Syringes are prepped with the Moderna COVID-19 vaccine before being administered at Richmond Raceway in Richmond, Va., February 2, 2021. (Parker Michels-Boyce/ For the Virginia Mercury)
Gov. Ralph Northam announced Thursday that the state will expand vaccine eligibility to all Virginians 16 and older by April 18.
The news puts Virginia nearly two weeks ahead of the May 1 deadline set by President Joe Biden earlier this month. In a news release, the administration said that nearly every high-risk Virginian who pre-registered for a vaccine has already received a shot, allowing the state to expand eligibility sooner than expected. Those still on the state’s pre-registration list will receive an appointment invitation within the next two weeks.
“Expanding vaccine eligibility to all adults marks an important milestone in our ongoing efforts to put this pandemic behind us,” Northam said in a statement. “I thank all of the public health staff, health care workers, vaccinators, and volunteers who have helped make this possible.”

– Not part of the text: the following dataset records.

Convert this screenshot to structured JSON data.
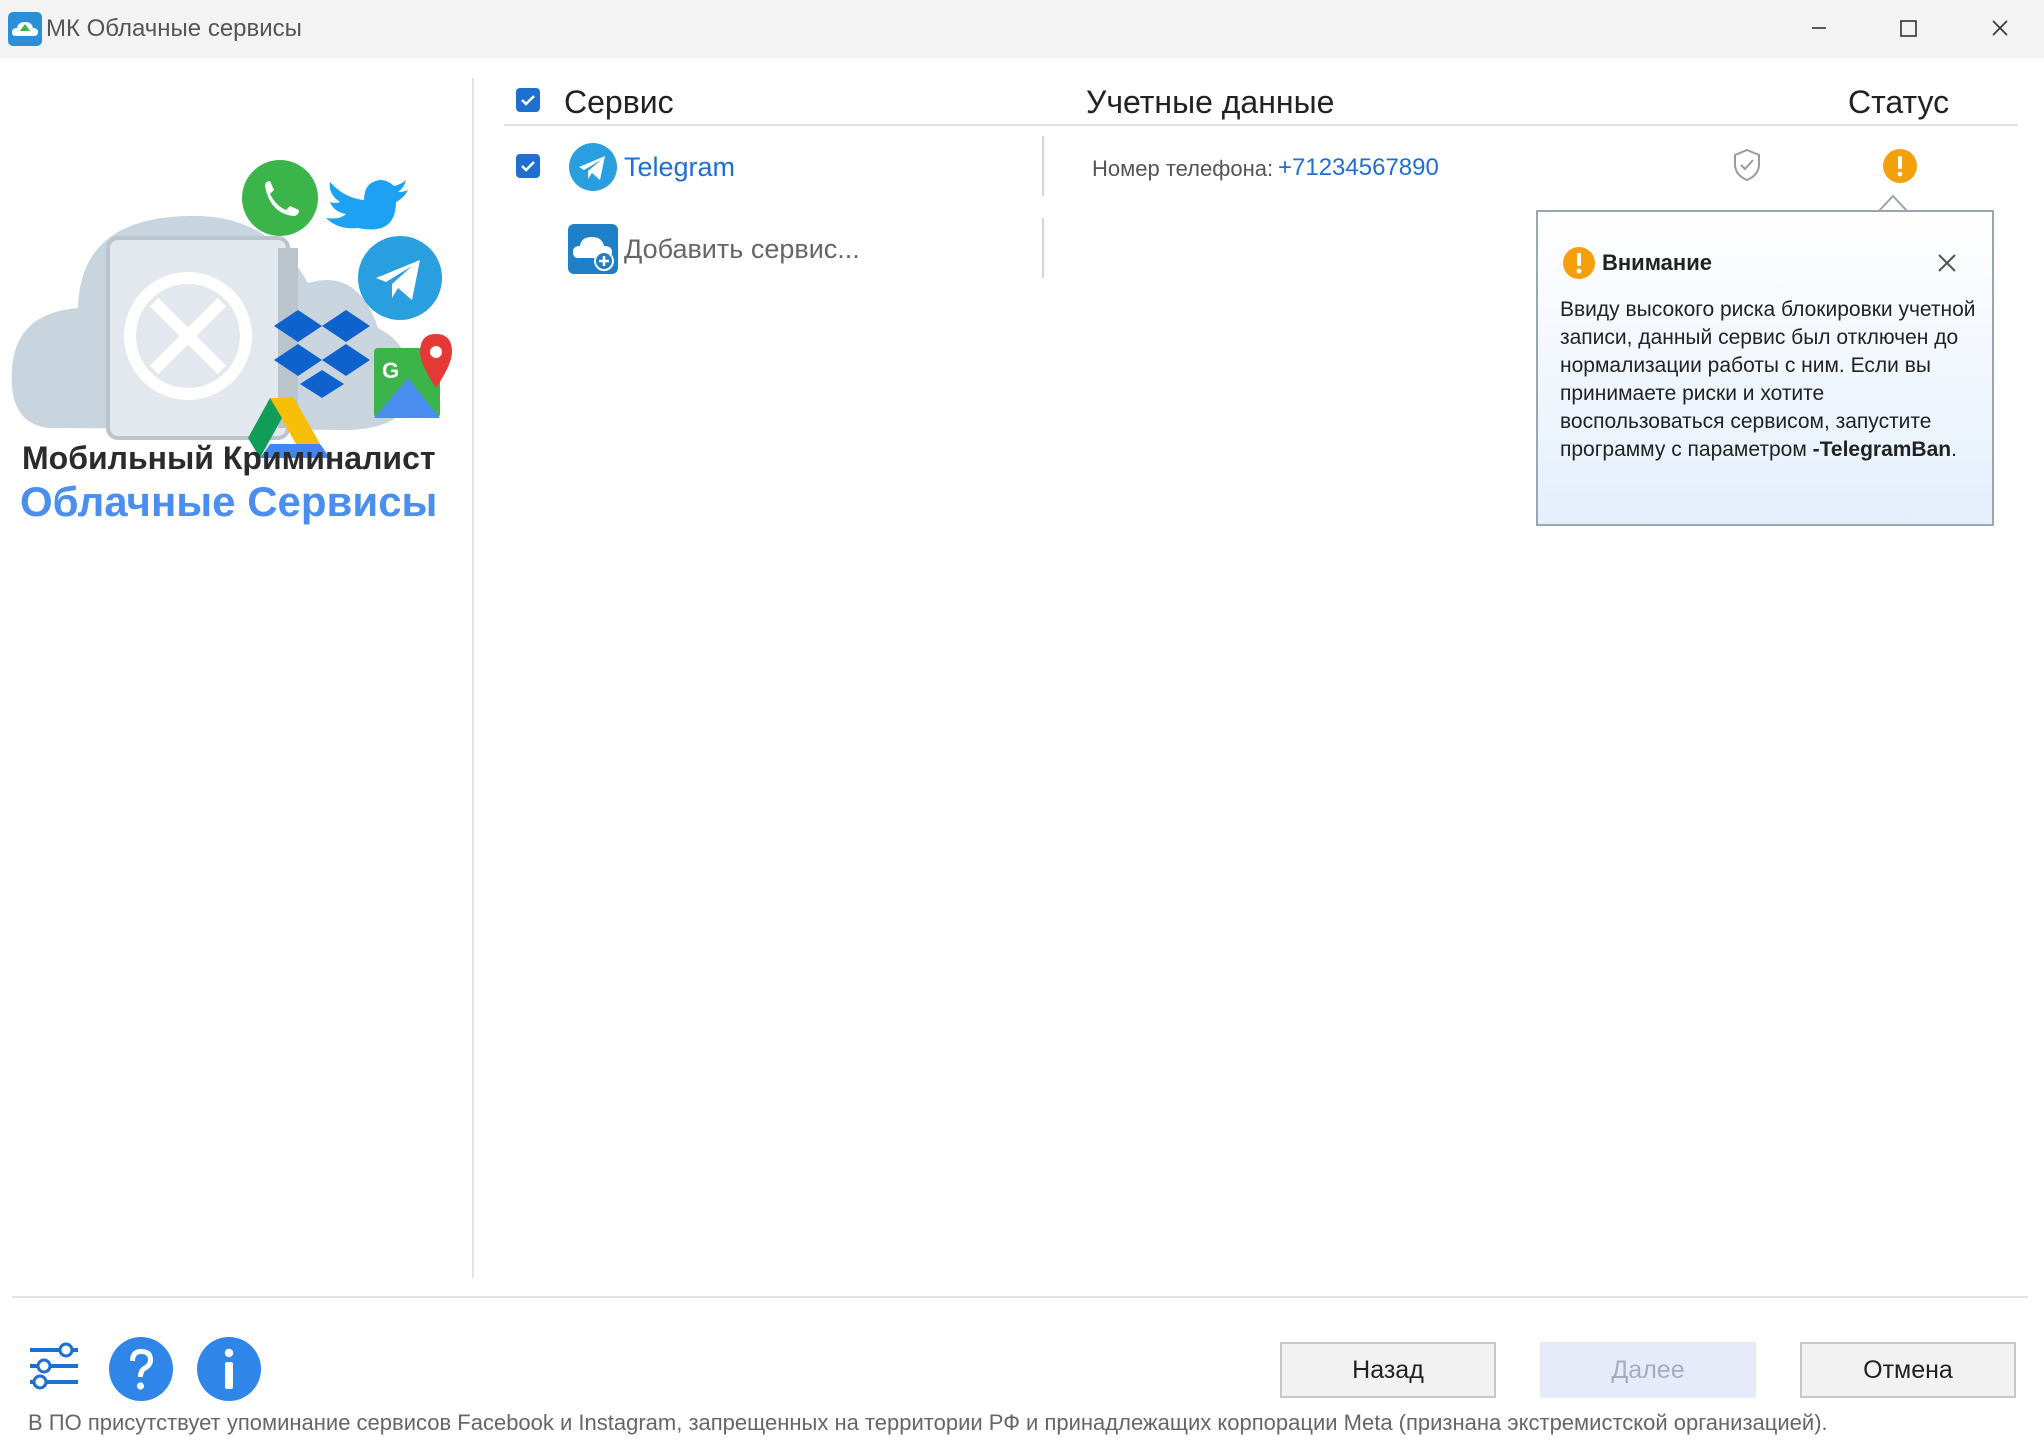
{
  "window": {
    "title": "МК Облачные сервисы"
  },
  "sidebar": {
    "brand_line1": "Мобильный Криминалист",
    "brand_line2": "Облачные Сервисы"
  },
  "table": {
    "columns": {
      "service": "Сервис",
      "credentials": "Учетные данные",
      "status": "Статус"
    },
    "rows": [
      {
        "service": "Telegram",
        "checked": true,
        "credential_label": "Номер телефона:",
        "credential_value": "+71234567890",
        "icons": [
          "telegram-icon",
          "shield-icon",
          "warning-icon"
        ]
      }
    ],
    "add_service_label": "Добавить сервис..."
  },
  "tooltip": {
    "title": "Внимание",
    "body": "Ввиду высокого риска блокировки учетной записи, данный сервис был отключен до нормализации работы с ним. Если вы принимаете риски и хотите воспользоваться сервисом, запустите программу с параметром",
    "param": "-TelegramBan",
    "param_suffix": "."
  },
  "buttons": {
    "back": "Назад",
    "next": "Далее",
    "cancel": "Отмена"
  },
  "footer": {
    "note": "В ПО присутствует упоминание сервисов Facebook и Instagram, запрещенных на территории РФ и принадлежащих корпорации Meta (признана экстремистской организацией)."
  },
  "colors": {
    "accent": "#1f6fd1",
    "brand_blue": "#4a8ef0",
    "warning": "#f5a00a",
    "disabled_button": "#e6eaf9"
  }
}
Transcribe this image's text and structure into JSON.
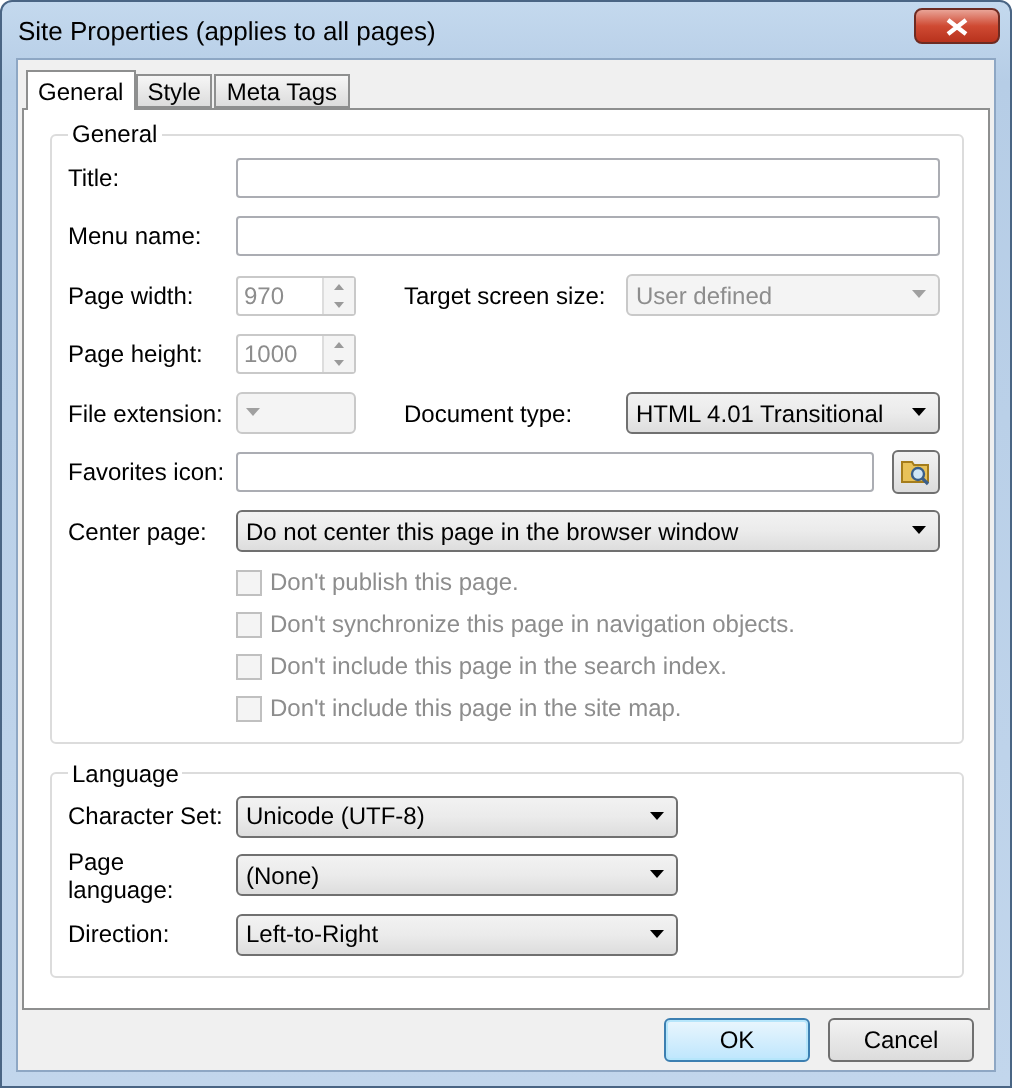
{
  "window": {
    "title": "Site Properties (applies to all pages)"
  },
  "tabs": [
    {
      "label": "General",
      "selected": true
    },
    {
      "label": "Style",
      "selected": false
    },
    {
      "label": "Meta Tags",
      "selected": false
    }
  ],
  "general": {
    "legend": "General",
    "title_field": {
      "label": "Title:"
    },
    "menu_name": {
      "label": "Menu name:"
    },
    "page_width": {
      "label": "Page width:",
      "value": "970",
      "disabled": true
    },
    "target_screen_size": {
      "label": "Target screen size:",
      "value": "User defined",
      "disabled": true
    },
    "page_height": {
      "label": "Page height:",
      "value": "1000",
      "disabled": true
    },
    "file_extension": {
      "label": "File extension:",
      "disabled": true
    },
    "document_type": {
      "label": "Document type:",
      "value": "HTML 4.01 Transitional",
      "disabled": false
    },
    "favorites_icon": {
      "label": "Favorites icon:"
    },
    "center_page": {
      "label": "Center page:",
      "value": "Do not center this page in the browser window",
      "disabled": false
    },
    "options": [
      {
        "label": "Don't publish this page.",
        "checked": false,
        "disabled": true
      },
      {
        "label": "Don't synchronize this page in navigation objects.",
        "checked": false,
        "disabled": true
      },
      {
        "label": "Don't include this page in the search index.",
        "checked": false,
        "disabled": true
      },
      {
        "label": "Don't include this page in the site map.",
        "checked": false,
        "disabled": true
      }
    ]
  },
  "language": {
    "legend": "Language",
    "fields": [
      {
        "label": "Character Set:",
        "value": "Unicode (UTF-8)"
      },
      {
        "label": "Page language:",
        "value": "(None)"
      },
      {
        "label": "Direction:",
        "value": "Left-to-Right"
      }
    ]
  },
  "buttons": [
    {
      "label": "OK",
      "default": true
    },
    {
      "label": "Cancel",
      "default": false
    }
  ]
}
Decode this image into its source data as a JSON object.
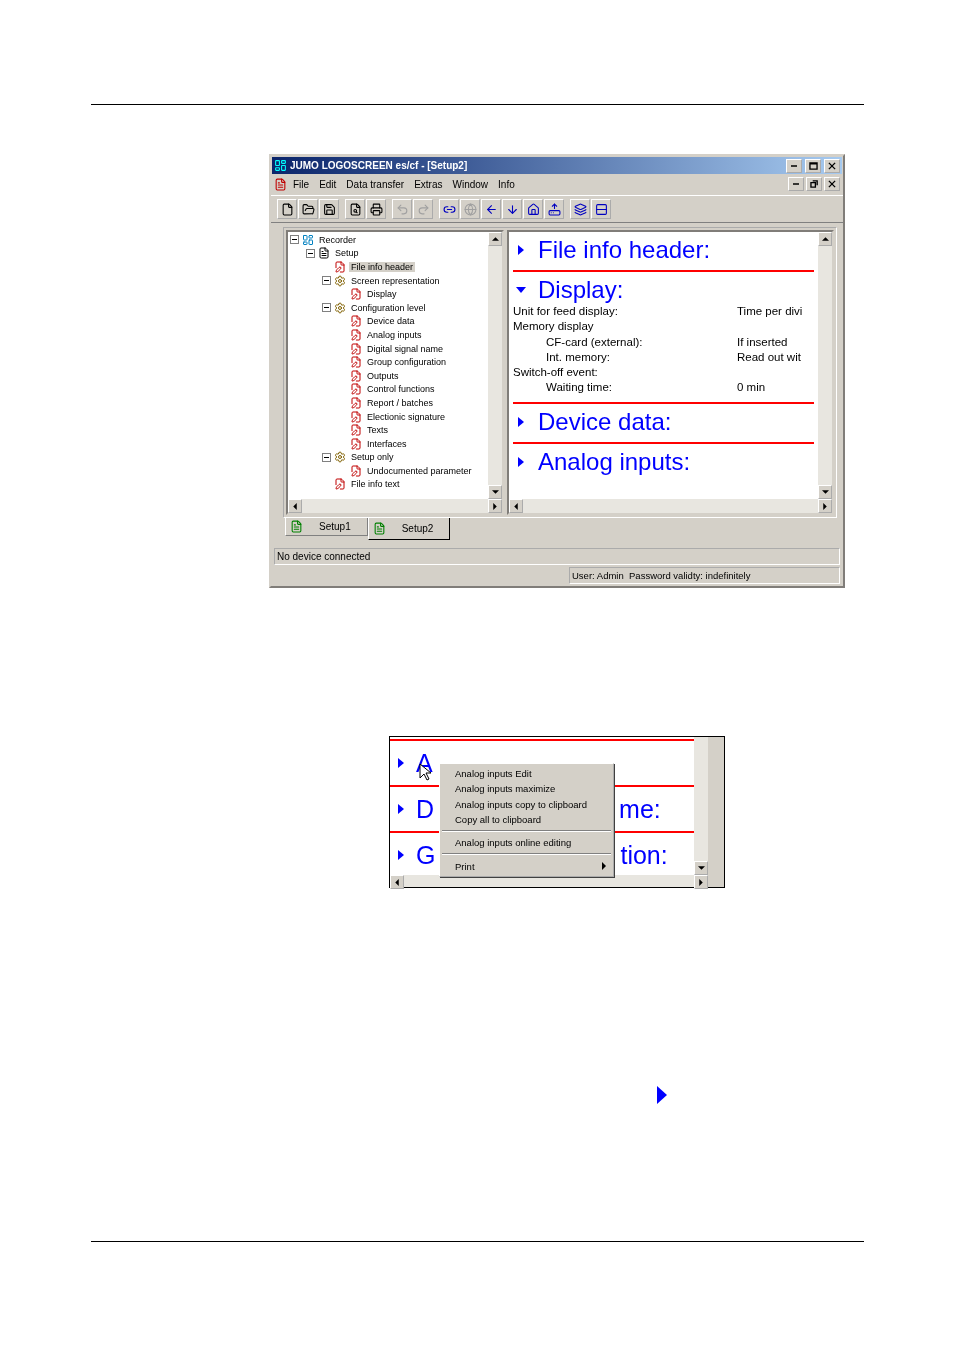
{
  "window": {
    "title": "JUMO LOGOSCREEN es/cf - [Setup2]"
  },
  "menu": [
    "File",
    "Edit",
    "Data transfer",
    "Extras",
    "Window",
    "Info"
  ],
  "toolbar": [
    [
      {
        "disabled": false
      },
      {
        "disabled": false
      },
      {
        "disabled": false
      }
    ],
    [
      {
        "disabled": false
      },
      {
        "disabled": false
      }
    ],
    [
      {
        "disabled": true
      },
      {
        "disabled": true
      }
    ],
    [
      {
        "disabled": false
      },
      {
        "disabled": true
      },
      {
        "disabled": false
      },
      {
        "disabled": false
      },
      {
        "disabled": false
      },
      {
        "disabled": false
      }
    ],
    [
      {
        "disabled": false
      },
      {
        "disabled": false
      }
    ]
  ],
  "tree": [
    {
      "label": "Recorder",
      "kind": "recorder",
      "selected": false,
      "expanded": true,
      "children": [
        {
          "label": "Setup",
          "kind": "setup",
          "selected": false,
          "expanded": true,
          "children": [
            {
              "label": "File info header",
              "kind": "page",
              "selected": true
            },
            {
              "label": "Screen representation",
              "kind": "group",
              "selected": false,
              "expanded": true,
              "children": [
                {
                  "label": "Display",
                  "kind": "page",
                  "selected": false
                }
              ]
            },
            {
              "label": "Configuration level",
              "kind": "group",
              "selected": false,
              "expanded": true,
              "children": [
                {
                  "label": "Device data",
                  "kind": "page",
                  "selected": false
                },
                {
                  "label": "Analog inputs",
                  "kind": "page",
                  "selected": false
                },
                {
                  "label": "Digital signal name",
                  "kind": "page",
                  "selected": false
                },
                {
                  "label": "Group configuration",
                  "kind": "page",
                  "selected": false
                },
                {
                  "label": "Outputs",
                  "kind": "page",
                  "selected": false
                },
                {
                  "label": "Control functions",
                  "kind": "page",
                  "selected": false
                },
                {
                  "label": "Report / batches",
                  "kind": "page",
                  "selected": false
                },
                {
                  "label": "Electionic signature",
                  "kind": "page",
                  "selected": false
                },
                {
                  "label": "Texts",
                  "kind": "page",
                  "selected": false
                },
                {
                  "label": "Interfaces",
                  "kind": "page",
                  "selected": false
                }
              ]
            },
            {
              "label": "Setup only",
              "kind": "group",
              "selected": false,
              "expanded": true,
              "children": [
                {
                  "label": "Undocumented parameter",
                  "kind": "page",
                  "selected": false
                }
              ]
            },
            {
              "label": "File info text",
              "kind": "page",
              "selected": false
            }
          ]
        }
      ]
    }
  ],
  "sections": [
    {
      "title": "File info header:",
      "expanded": false
    },
    {
      "title": "Display:",
      "expanded": true,
      "rows": [
        {
          "kind": "main",
          "label": "Unit for feed display:",
          "value": "Time per divi"
        },
        {
          "kind": "main",
          "label": "Memory display"
        },
        {
          "kind": "sub",
          "label": "CF-card (external):",
          "value": "If inserted"
        },
        {
          "kind": "sub",
          "label": "Int. memory:",
          "value": "Read out wit"
        },
        {
          "kind": "main",
          "label": "Switch-off event:"
        },
        {
          "kind": "sub",
          "label": "Waiting time:",
          "value": "0 min"
        }
      ]
    },
    {
      "title": "Device data:",
      "expanded": false
    },
    {
      "title": "Analog inputs:",
      "expanded": false
    }
  ],
  "tabs": [
    {
      "label": "Setup1",
      "selected": false
    },
    {
      "label": "Setup2",
      "selected": true
    }
  ],
  "status_bar": {
    "message": "No device connected",
    "user": "User: Admin  Password validty: indefinitely"
  },
  "detail": {
    "headings": [
      {
        "start": "A"
      },
      {
        "start": "D",
        "end": "me:"
      },
      {
        "start": "G",
        "end": "tion:"
      }
    ],
    "context_menu": [
      {
        "kind": "item",
        "label": "Analog inputs Edit"
      },
      {
        "kind": "item",
        "label": "Analog inputs maximize"
      },
      {
        "kind": "item",
        "label": "Analog inputs copy to clipboard"
      },
      {
        "kind": "item",
        "label": "Copy all to clipboard"
      },
      {
        "kind": "separator"
      },
      {
        "kind": "item",
        "label": "Analog inputs online editing"
      },
      {
        "kind": "separator"
      },
      {
        "kind": "submenu",
        "label": "Print"
      }
    ]
  }
}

As of Thursday, Virginia had administered over 3.8 million doses and more than a quarter of the population has received at least one shot, according to data from the Virginia Department of Health. Twenty-one of the state’s 35 local health districts have already expanded eligibility to Phase 1c, a broad segment that includes hairstylists, food service workers, journalists and lawyers.
By April 4, local health districts that have moved through their 1c pre-registration lists can move onto members of the general public who have pre-registered, according to the release.
Local health departments have administered the majority of doses — more than 1.1 million in total. Most are relying on large vaccination sites to deliver the bulk of the shots, which still require appointments. State health officials have discouraged residents from walking into scheduled clinics, or from traveling long distances for a vaccine without an official invitation.
Some Virginians have traveled outside their local health districts for a first dose but then requested a second dose locally, which makes distributing and managing the state’s supply more difficult, Dr. Denise Bonds, director of the Blue Ridge Health District, told reporters last week.
But as access expands, Virginians have also gained new avenues to receive a vaccination. In March, the Virginia Department of Health announced that pharmacies across the state would open appointments to anyone between the ages of 16 to 64 with underlying medical conditions. Most of those pharmacies are supplied through a federal partnership that routes additional doses to Virginia outside the state’s weekly allotment.
Thirteen federally qualified health centers in Virginia have also begun to receive federal shipments of vaccine in a partnership designed to expand access for hard-to-reach populations that have been disproportionately impacted by COVID-19.
This week, the state received 164,000 first and second doses of the Moderna vaccine, according to Dr. Danny Avula, the state’s vaccine coordinator. Virginia also received 140,000 first doses of the Pfizer vaccine and 112,000 second doses — an unexpected one-time bump.
The state’s Johnson & Johnson allocation was 49,000 doses, less than half of what the state was initially expecting.
“In conversations with the White House this week, we heard that Johnson & Johnson did not meet their production goals for the month of March and so didn’t get to the 4 million plus doses they were expecting,” Avula said in a news briefing on Friday. But that supply is expected to increase in the coming weeks — benefiting Virginia’s total allotment and many smaller medical providers who lack the cold storage needed to store and administer doses from Pfizer and Moderna.